Improvement in respiratory functions was shown in previous studies in patients with CKD [29, 30, 32, 33]; FVC was increased in studies with 40–50% MIP [29, 30, 33], and PEF improved in one study with 50% MIP [32]. In the current study, FEV1, FVC, and PEF were improved only in the 30% MIP group. FEF25-75(%) was improved in all groups. To further investigate the effects of IMT, pulmonary function should be assessed in more detail, such as diffusion capacity.

The present study was the first to show that QMS and HGS improved after IMT in patients with CKD. In addition, 10, 30, and 60% MIP similarly improved QMS, and HGS. It was shown that IMT with 30% [36] 40% [37], 50%, and 70% [38] MIP improved QMS in patients with heart failure. In addition, it was known that IMT increased limb blood flow in patients with heart failure [39]. A reduction in muscle metaboreflex activity may be a factor in increased muscle strength [40], thus further studies are needed to identify the mechanisms underlying the effects of IMT on peripheral muscle strength in patients with CKD.
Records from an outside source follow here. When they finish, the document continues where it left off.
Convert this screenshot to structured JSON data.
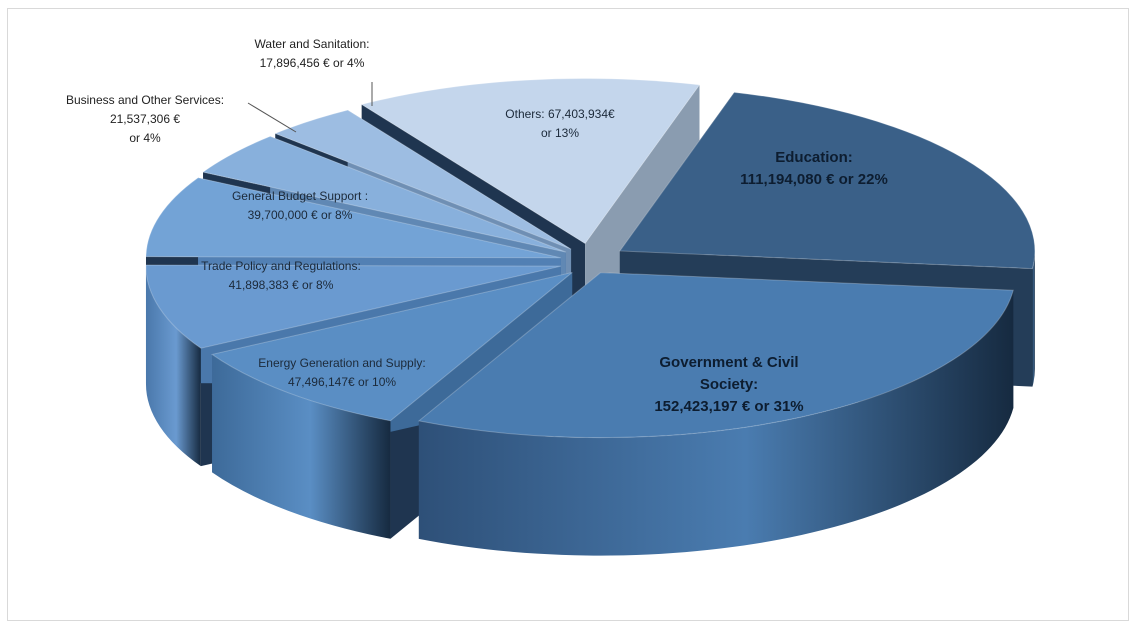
{
  "chart_data": {
    "type": "pie",
    "title": "",
    "legend": "none",
    "slices": [
      {
        "category": "Education:",
        "amount": "111,194,080 € or  22%",
        "value": 111194080,
        "percent": 22,
        "color": "#3a6088",
        "side": "#243d58",
        "label_lines": [
          "Education:",
          "111,194,080 € or  22%"
        ]
      },
      {
        "category": "Government & Civil Society:",
        "amount": "152,423,197 € or 31%",
        "value": 152423197,
        "percent": 31,
        "color": "#4a7cb0",
        "side": "#2e5078",
        "label_lines": [
          "Government & Civil",
          "Society:",
          "152,423,197 € or 31%"
        ]
      },
      {
        "category": "Energy Generation and Supply:",
        "amount": "47,496,147€ or 10%",
        "value": 47496147,
        "percent": 10,
        "color": "#5a8ec4",
        "side": "#3d6a99",
        "label_lines": [
          "Energy Generation and Supply:",
          "47,496,147€ or 10%"
        ]
      },
      {
        "category": "Trade Policy and Regulations:",
        "amount": "41,898,383 € or 8%",
        "value": 41898383,
        "percent": 8,
        "color": "#6a9ad0",
        "side": "#4a78ab",
        "label_lines": [
          "Trade Policy and Regulations:",
          "41,898,383 € or 8%"
        ]
      },
      {
        "category": "General Budget Support :",
        "amount": "39,700,000 € or 8%",
        "value": 39700000,
        "percent": 8,
        "color": "#73a3d6",
        "side": "#5280b4",
        "label_lines": [
          "General Budget Support :",
          "39,700,000 € or 8%"
        ]
      },
      {
        "category": "Business and Other Services:",
        "amount": "21,537,306 € or 4%",
        "value": 21537306,
        "percent": 4,
        "color": "#88b0dc",
        "side": "#6088b4",
        "label_lines": [
          "Business and Other Services:",
          "21,537,306 €",
          "or 4%"
        ]
      },
      {
        "category": "Water and Sanitation:",
        "amount": "17,896,456 € or 4%",
        "value": 17896456,
        "percent": 4,
        "color": "#9dbde2",
        "side": "#6f8fb4",
        "label_lines": [
          "Water and Sanitation:",
          "17,896,456 € or 4%"
        ]
      },
      {
        "category": "Others:",
        "amount": "67,403,934€ or 13%",
        "value": 67403934,
        "percent": 13,
        "color": "#c4d6ec",
        "side": "#8a9cb0",
        "label_lines": [
          "Others:  67,403,934€",
          "or 13%"
        ]
      }
    ]
  }
}
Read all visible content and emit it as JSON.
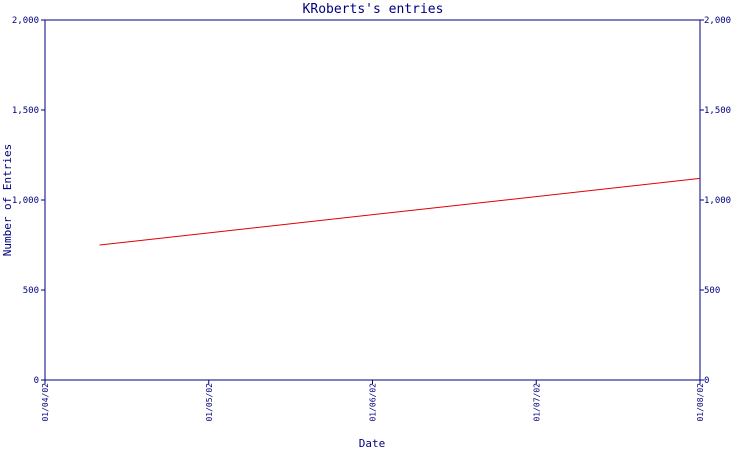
{
  "chart_data": {
    "type": "line",
    "title": "KRoberts's entries",
    "xlabel": "Date",
    "ylabel": "Number of Entries",
    "x_ticks": [
      "01/04/02",
      "01/05/02",
      "01/06/02",
      "01/07/02",
      "01/08/02"
    ],
    "y_ticks": [
      "0",
      "500",
      "1,000",
      "1,500",
      "2,000"
    ],
    "y_right_ticks": [
      "0",
      "500",
      "1,000",
      "1,500",
      "2,000"
    ],
    "ylim": [
      0,
      2000
    ],
    "xlim": [
      "2002-01-04",
      "2002-01-08"
    ],
    "grid": false,
    "legend": "none",
    "series": [
      {
        "x": [
          "2002-01-04T08:00",
          "2002-01-08"
        ],
        "values": [
          750,
          1120
        ],
        "color": "#e00000"
      }
    ]
  },
  "colors": {
    "axis": "#00007f",
    "series": "#e00000",
    "background": "#ffffff"
  }
}
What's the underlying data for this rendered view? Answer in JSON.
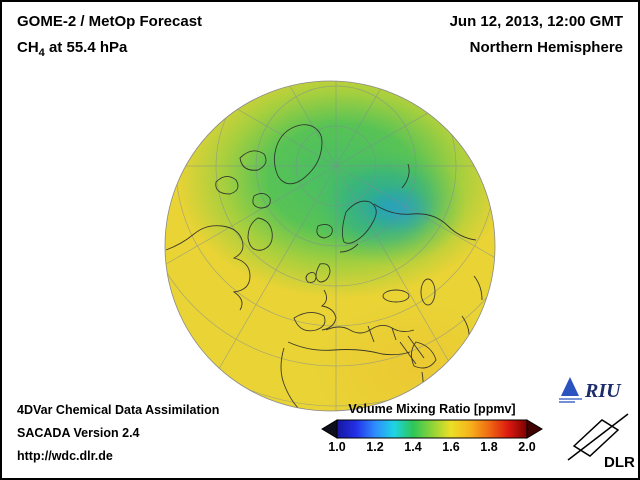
{
  "header": {
    "title": "GOME-2 / MetOp Forecast",
    "species": "CH",
    "species_sub": "4",
    "level_suffix": "at 55.4 hPa",
    "datetime": "Jun 12, 2013, 12:00 GMT",
    "region": "Northern Hemisphere"
  },
  "footer": {
    "line1": "4DVar Chemical Data Assimilation",
    "line2": "SACADA Version 2.4",
    "url": "http://wdc.dlr.de"
  },
  "colorbar": {
    "title": "Volume Mixing Ratio [ppmv]",
    "min": 1.0,
    "max": 2.0,
    "ticks": [
      "1.0",
      "1.2",
      "1.4",
      "1.6",
      "1.8",
      "2.0"
    ],
    "colors": [
      "#16169e",
      "#2330e8",
      "#2f8cff",
      "#1ed4e4",
      "#2cc657",
      "#8ed339",
      "#ecdf26",
      "#f6b31c",
      "#f06a12",
      "#dc1a10",
      "#7e0000"
    ],
    "arrow_left_color": "#0e0e1c",
    "arrow_right_color": "#400000"
  },
  "globe": {
    "base_color": "#e9d335",
    "anomaly_green": "#4fbf5e",
    "anomaly_teal": "#27a9a4",
    "anomaly_blue": "#2f9fc4"
  },
  "logos": {
    "riu_text": "RIU",
    "dlr_text": "DLR"
  }
}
In the literature, only one IMT (40% MIP) study showed that dyspnoea was improved after eight weeks of IMT [30]; however, dyspnoea was reduced after IMT with 10, 30, and 60% MIP in the current study. A reduction in dyspnoea may be due to an improvement in exercise capacity and respiratory muscle strength, therefore, new studies are needed to investigate the effects of IMT on dyspnoea, as the presence of respiratory muscle weakness may have affected the results.

A reduction in fatigue after IMT was observed in only one study with a 50% MIP [29]; however, fatigue was assessed using a sub-scale of QoL assessment. In the present study, fatigue decreased in both groups with 10, 30, and 60% MIP. Improvements in respiratory and peripheral muscle strength may have led to reduced fatigue. In the literature, the effects of IMT on QoL are scarce in patients with CKD. Two studies after eight weeks of IMT with 40 and 50% MIP showed no differences [30, 32]. One IMT study with 50% MIP for ten weeks stated an improvement in QoL sub-scales of energy/fatigue, sleep, pain, and a list of symptoms/problems [29]. In the present study, the SF-36 physical and mental sub-scale scores were increased in the 30% MIP group. A recent systematic review/meta-analysis stated that the effect of respiratory muscle training on QoL was unclear in patients with CKD [8], thus the effects of different IMT training durations on QoL should be examined.

In the current study, total PA increased in all groups; however, the 30% MIP group showed a significant improvement in total PA. A study found that IMT with 30% and 50% similarly increased PA in patients with heart failure. They stated that an increase in PA could be due to patients feeling safe and a reduction in kinesiophobia [36]. In the current study, an increase in functional exercise capacity or patients feeling safe and confident [36] may be the reason for improvement in PA. The effects of IMT on kinesiophobia in patients with CKD should be investigated in future studies. Balance was improved in the 10 and 30% MIP groups after the IMT, and an increase in the QMS may improve balance. There is a high incidence of falls in patients with CKD [41], and IMT could be an option to prevent falls by improving balance.

Limitations

This study had a few limitations. Although the 6-MWT is a valid and reliable test for assessing functional exercise capacity [18], cardiopulmonary exercise tests have not been performed because of technical problems. Balance was evaluated using the BBS [25], therefore, computer-based systems should be used in future studies. Although the control group performed 10% MIP, an improvement was observed in this group, which may be due to daily low-load training, therefore, the control group should be sham without load, in future studies.